Erdogan konterkarierte damit auch Bemühungen um eine Verständigung zwischen Ankara und Berlin. Die Türkei werde ihre "Taktik beim Wahlprogramm etwas ändern", sagte Yildirim demnach. Der türkische Aussenminister Mevlüt Cavusoglu will am Dienstag in Hamburg an einer Veranstaltung teilnehmen, wie die Polizei mitteilte. Außenminister Gabriel warnt vor einer weiteren Eskalation. "Wir dürfen das Fundament der Freundschaft zwischen unseren Ländern nicht kaputt machen lassen", schrieb der SPD-Chef in einem Gastbeitrag für die "Bild am Sonntag". "Ich bin Familienvater und habe meine Familie in der Türkei", sagt ein älterer Mann, der unerkannt bleiben will. "Ich möchte es mal so sagen: Ich bin hergekommen, um Freude zu bereiten". Der türkische Präsident Recep Tayyip Erdoğan macht Wahlkampf für seine Verfassungsreform, Deutschland dient ihm als willkommenes Feindbild.

Deutsche Politiker wie die Integrationsbeauftragte der Bundesregierung, Aydan Özguz, kritisierten die Reaktionen der türkischen Regierung. Dafür hatte sich Ministerpräsident Mark Rutte ausgesprochen.
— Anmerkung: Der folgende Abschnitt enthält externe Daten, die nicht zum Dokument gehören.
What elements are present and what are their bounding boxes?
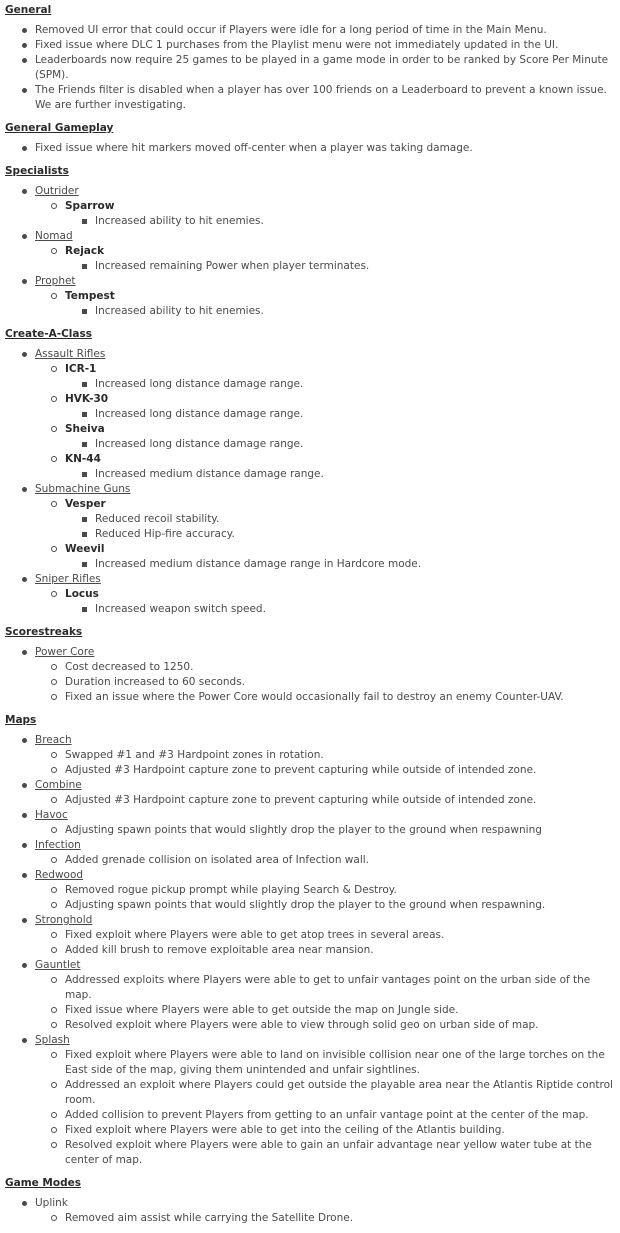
item-name: Tempest [65,290,115,302]
bullet-circle-icon [51,203,57,209]
list-level-3 [5,214,614,229]
bullet-square-icon [82,264,87,269]
item-text: Adjusting spawn points that would slightly drop the player to the ground when respawning [65,824,542,836]
item-text: Increased long distance damage range. [95,438,304,450]
list-item [5,1196,614,1211]
subsection-link[interactable]: Nomad [35,230,73,242]
list-item [5,690,614,705]
list-level-2 [5,587,614,617]
bullet-square-icon [82,412,87,417]
list-level-2 [5,362,614,482]
bullet-square-icon [82,532,87,537]
list-level-1 [5,645,614,705]
item-text: Leaderboards now require 25 games to be played in a game mode in order to be ranked by Score Per Minute (SPM). [35,54,609,81]
bullet-circle-icon [51,1127,57,1133]
list-item [5,1018,614,1033]
bullet-circle-icon [51,293,57,299]
subsection-item [5,778,614,793]
bullet-disc-icon [22,352,27,357]
list-level-2 [5,928,614,958]
item-text: Increased remaining Power when player terminates. [95,260,370,272]
list-level-3 [5,304,614,319]
bullet-circle-icon [51,1142,57,1148]
item-text: Added kill brush to remove exploitable area near mansion. [65,944,374,956]
bullet-disc-icon [22,650,27,655]
bullet-circle-icon [51,366,57,372]
list-item [5,1138,614,1168]
bullet-circle-icon [51,1112,57,1118]
list-level-2 [5,1211,614,1226]
item-text: Addressed exploits where Players were able to get to unfair vantages point on the urban side of the map. [65,974,591,1001]
subsection-item [5,645,614,660]
subsection-link[interactable]: Combine [35,779,82,791]
bullet-disc-icon [22,88,27,93]
list-item [5,1078,614,1108]
bullet-circle-icon [51,1052,57,1058]
section [5,712,614,1175]
subsection-link[interactable]: Splash [35,1034,70,1046]
bullet-disc-icon [22,487,27,492]
item-text: Fixed issue where DLC 1 purchases from the Playlist menu were not immediately updated in the UI. [35,39,559,51]
item-name: Weevil [65,543,105,555]
subsection-link[interactable]: Redwood [35,869,84,881]
subsection-link[interactable]: Infection [35,839,81,851]
list-item [5,467,614,482]
list-item [5,748,614,763]
list-item [5,512,614,527]
list-level-1 [5,347,614,617]
list-level-2 [5,497,614,572]
item-name: Rejack [65,245,105,257]
section-title: Maps [5,714,37,726]
bullet-disc-icon [22,738,27,743]
item-text: Fixed an issue where the Power Core would occasionally fail to destroy an enemy Counter-UAV. [65,691,564,703]
list-item [5,1211,614,1226]
bullet-disc-icon [22,843,27,848]
bullet-circle-icon [51,591,57,597]
bullet-circle-icon [51,396,57,402]
bullet-circle-icon [51,1022,57,1028]
item-text: Fixed exploit where Players were able to get atop trees in several areas. [65,929,445,941]
item-name: Sparrow [65,200,115,212]
subsection-link[interactable]: Outrider [35,185,79,197]
list-item [5,943,614,958]
subsection-item [5,274,614,289]
item-text: Fixed issue where hit markers moved off-center when a player was taking damage. [35,142,473,154]
subsection-item [5,229,614,244]
named-item [5,362,614,377]
named-item [5,289,614,304]
subsection-item [5,838,614,853]
list-level-3 [5,512,614,542]
list-item [5,377,614,392]
list-item [5,823,614,838]
bullet-circle-icon [51,977,57,983]
item-text: Uplink [35,1197,68,1209]
bullet-disc-icon [22,963,27,968]
subsection-item [5,482,614,497]
subsection-link[interactable]: Gauntlet [35,959,81,971]
named-item [5,392,614,407]
list-item [5,437,614,452]
subsection-item [5,347,614,362]
list-level-3 [5,602,614,617]
section-title: General [5,4,52,16]
bullet-circle-icon [51,664,57,670]
bullet-disc-icon [22,577,27,582]
subsection-item [5,572,614,587]
subsection-item [5,808,614,823]
named-item [5,542,614,557]
bullet-circle-icon [51,546,57,552]
list-item [5,853,614,868]
list-item [5,763,614,778]
bullet-circle-icon [51,679,57,685]
list-level-2 [5,883,614,913]
list-level-1 [5,733,614,1168]
item-text: Removed aim assist while carrying the Satellite Drone. [65,1212,354,1224]
subsection-item [5,733,614,748]
item-text: Fixed exploit where Players were able to get into the ceiling of the Atlantis building. [65,1124,505,1136]
named-item [5,199,614,214]
bullet-square-icon [82,562,87,567]
bullet-disc-icon [22,189,27,194]
section [5,326,614,624]
item-text: Increased long distance damage range. [95,378,304,390]
bullet-square-icon [82,309,87,314]
list-item [5,304,614,319]
subsection-link[interactable]: Havoc [35,809,68,821]
list-item [5,928,614,943]
item-name: HVK-30 [65,393,109,405]
list-item [5,23,614,38]
item-name: Vesper [65,498,106,510]
item-text: Added collision to prevent Players from getting to an unfair vantage point at the center of the map. [65,1109,589,1121]
subsection-item [5,184,614,199]
item-name: ICR-1 [65,363,97,375]
list-level-3 [5,557,614,572]
list-level-1 [5,1196,614,1226]
subsection-item [5,1033,614,1048]
item-text: Fixed exploit where Players were able to land on invisible collision near one of the large torches on the East side of the map, giving them unintended and unfair sightlines. [65,1049,605,1076]
bullet-disc-icon [22,813,27,818]
list-level-2 [5,748,614,778]
bullet-circle-icon [51,827,57,833]
bullet-disc-icon [22,783,27,788]
section [5,624,614,712]
bullet-square-icon [82,607,87,612]
item-text: Increased ability to hit enemies. [95,215,264,227]
item-text: Cost decreased to 1250. [65,661,194,673]
item-text: Reduced Hip-fire accuracy. [95,528,235,540]
list-level-2 [5,199,614,229]
section-title: General Gameplay [5,122,114,134]
section-title: Game Modes [5,1177,81,1189]
list-level-1 [5,184,614,319]
list-item [5,675,614,690]
bullet-circle-icon [51,947,57,953]
list-item [5,527,614,542]
bullet-disc-icon [22,43,27,48]
item-text: Removed UI error that could occur if Players were idle for a long period of time in the Main Menu. [35,24,547,36]
list-level-3 [5,437,614,452]
bullet-disc-icon [22,1038,27,1043]
item-text: Resolved exploit where Players were able to gain an unfair advantage near yellow water tube at the center of map. [65,1139,592,1166]
subsection-item [5,958,614,973]
list-item [5,259,614,274]
subsection-link[interactable]: Power Core [35,646,95,658]
item-text: Adjusted #3 Hardpoint capture zone to prevent capturing while outside of intended zone. [65,764,537,776]
list-level-2 [5,823,614,838]
bullet-disc-icon [22,234,27,239]
item-text: Swapped #1 and #3 Hardpoint zones in rotation. [65,749,324,761]
list-item [5,883,614,898]
item-text: Added grenade collision on isolated area of Infection wall. [65,854,370,866]
subsection-item [5,913,614,928]
subsection-item [5,868,614,883]
list-level-2 [5,244,614,274]
list-item [5,602,614,617]
list-level-2 [5,853,614,868]
bullet-disc-icon [22,58,27,63]
list-level-2 [5,973,614,1033]
bullet-disc-icon [22,279,27,284]
item-name: Sheiva [65,423,105,435]
list-item [5,1048,614,1078]
bullet-circle-icon [51,248,57,254]
bullet-circle-icon [51,426,57,432]
item-text: The Friends filter is disabled when a player has over 100 friends on a Leaderboard to prevent a known issue. We are further investigating. [35,84,607,111]
named-item [5,452,614,467]
section-title: Specialists [5,165,69,177]
item-text: Adjusting spawn points that would slightly drop the player to the ground when respawning. [65,899,546,911]
bullet-disc-icon [22,146,27,151]
item-name: Locus [65,588,99,600]
item-text: Resolved exploit where Players were able to view through solid geo on urban side of map. [65,1019,539,1031]
section [5,2,614,120]
subsection-link[interactable]: Submachine Guns [35,483,131,495]
list-item [5,141,614,156]
bullet-disc-icon [22,873,27,878]
list-item [5,83,614,113]
list-item [5,1003,614,1018]
bullet-square-icon [82,442,87,447]
section-title: Create-A-Class [5,328,92,340]
item-text: Increased weapon switch speed. [95,603,266,615]
bullet-circle-icon [51,932,57,938]
bullet-circle-icon [51,501,57,507]
bullet-circle-icon [51,887,57,893]
list-item [5,1123,614,1138]
list-item [5,898,614,913]
named-item [5,244,614,259]
bullet-circle-icon [51,902,57,908]
item-text: Addressed an exploit where Players could get outside the playable area near the Atlantis Riptide control room. [65,1079,613,1106]
list-level-2 [5,1048,614,1168]
subsection-link[interactable]: Sniper Rifles [35,573,101,585]
list-level-2 [5,660,614,705]
named-item [5,497,614,512]
bullet-circle-icon [51,752,57,758]
list-item [5,38,614,53]
list-level-3 [5,259,614,274]
subsection-link[interactable]: Stronghold [35,914,93,926]
item-text: Adjusted #3 Hardpoint capture zone to prevent capturing while outside of intended zone. [65,794,537,806]
bullet-circle-icon [51,694,57,700]
section [5,163,614,326]
list-item [5,793,614,808]
list-item [5,557,614,572]
item-text: Fixed issue where Players were able to get outside the map on Jungle side. [65,1004,459,1016]
list-level-2 [5,289,614,319]
subsection-link[interactable]: Assault Rifles [35,348,106,360]
list-level-3 [5,407,614,422]
bullet-disc-icon [22,1201,27,1206]
list-item [5,214,614,229]
bullet-circle-icon [51,857,57,863]
subsection-link[interactable]: Prophet [35,275,76,287]
section [5,120,614,163]
bullet-circle-icon [51,1007,57,1013]
item-text: Increased long distance damage range. [95,408,304,420]
item-text: Removed rogue pickup prompt while playing Search & Destroy. [65,884,397,896]
bullet-circle-icon [51,797,57,803]
list-level-1 [5,141,614,156]
list-level-3 [5,467,614,482]
bullet-circle-icon [51,456,57,462]
item-text: Duration increased to 60 seconds. [65,676,246,688]
list-item [5,660,614,675]
bullet-disc-icon [22,918,27,923]
bullet-square-icon [82,517,87,522]
list-level-1 [5,23,614,113]
item-text: Increased medium distance damage range. [95,468,324,480]
section [5,1175,614,1233]
list-item [5,407,614,422]
section-title: Scorestreaks [5,626,83,638]
item-text: Increased medium distance damage range in Hardcore mode. [95,558,422,570]
named-item [5,587,614,602]
bullet-square-icon [82,382,87,387]
bullet-square-icon [82,219,87,224]
named-item [5,422,614,437]
list-item [5,1108,614,1123]
bullet-circle-icon [51,1215,57,1221]
bullet-circle-icon [51,1082,57,1088]
bullet-disc-icon [22,28,27,33]
item-text: Increased ability to hit enemies. [95,305,264,317]
list-level-2 [5,793,614,808]
list-level-3 [5,377,614,392]
item-name: KN-44 [65,453,101,465]
list-item [5,973,614,1003]
item-text: Reduced recoil stability. [95,513,220,525]
list-item [5,53,614,83]
bullet-circle-icon [51,767,57,773]
bullet-square-icon [82,472,87,477]
subsection-link[interactable]: Breach [35,734,72,746]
Zu einer deutlichen Abkühlung des deutsch-türkischen Verhältnisses war es bereits nach dem Putschversuch vom 15. Juli 2016 gekommen: Nach den Geschehnissen, bei denen mehr als 240 Menschen getötet wurden, bemängelten türkische Politiker mangelnde Solidarität in Deutschland. "Deutschland darf nicht Schauplatz und Austragungsort innertürkischer Konflikte werden". Noch ist die Zollunion aber nicht Gegenstand im aktuellen Streit. Unter anderem hat sich Kanzlerin Angela Merkel (CDU) dafür eingesetzt, um die Zahl der Migranten nach Deutschland zu reduzieren. Die Versammlungsfreiheit wird im Grundgesetz also nur für deutsche Staatsbürger garantiert. Verteidigungsministerin Ursula von der Leyen (CDU) reist daraufhin demonstrativ zu den Bundeswehr-Soldaten. Unter ihnen sind traditionell viele Erdogan-Anhänger. Seitdem gilt in dem Land der Ausnahmezustand. Erdogan spricht von der Wiedereinführung der Todesstrafe. Eine Sorge, die auch Gökay Sofuoglu umtreibt, den Bundesvorsitzenden der Türkischen Gemeinde in Deutschland. Abgesehen von legitimen sicherheitspolitischen Erwägungen können Kommunalpolitiker in einem Umfeld, in dem vier von fünf durch Erdogans Provokationen verärgerte Deutsche diese Auftritte ablehnen, von Verboten nur profitieren. Aus den vorläufigen Papieren sei kein Diplomatenstatus erkennbar. Deswegen hat sie selbst in Deutschland keinen Anspruch darauf. Ankara droht mit "sehr ernsten Folgen". Imame hätten Gülen-Anhänger in Deutschland bespitzelt und Informationen nach Ankara geschickt. Schon bisher wurde ihm Propaganda für eine terroristische Vereinigung und Aufwiegelung der Bevölkerung vorgeworfen. 13 Tage später kommt er in Untersuchungshaft, die bis zu fünf Jahre dauern kann.

"Skandal", Frechheit", "Schande:" Das Presseecho in der Türkei nach den geplatzten Auftritten von Justizminister Bekir Bozdag und Wirtschaftsminister Nihat Zeybekci in der Bundesrepublik war eindeutig.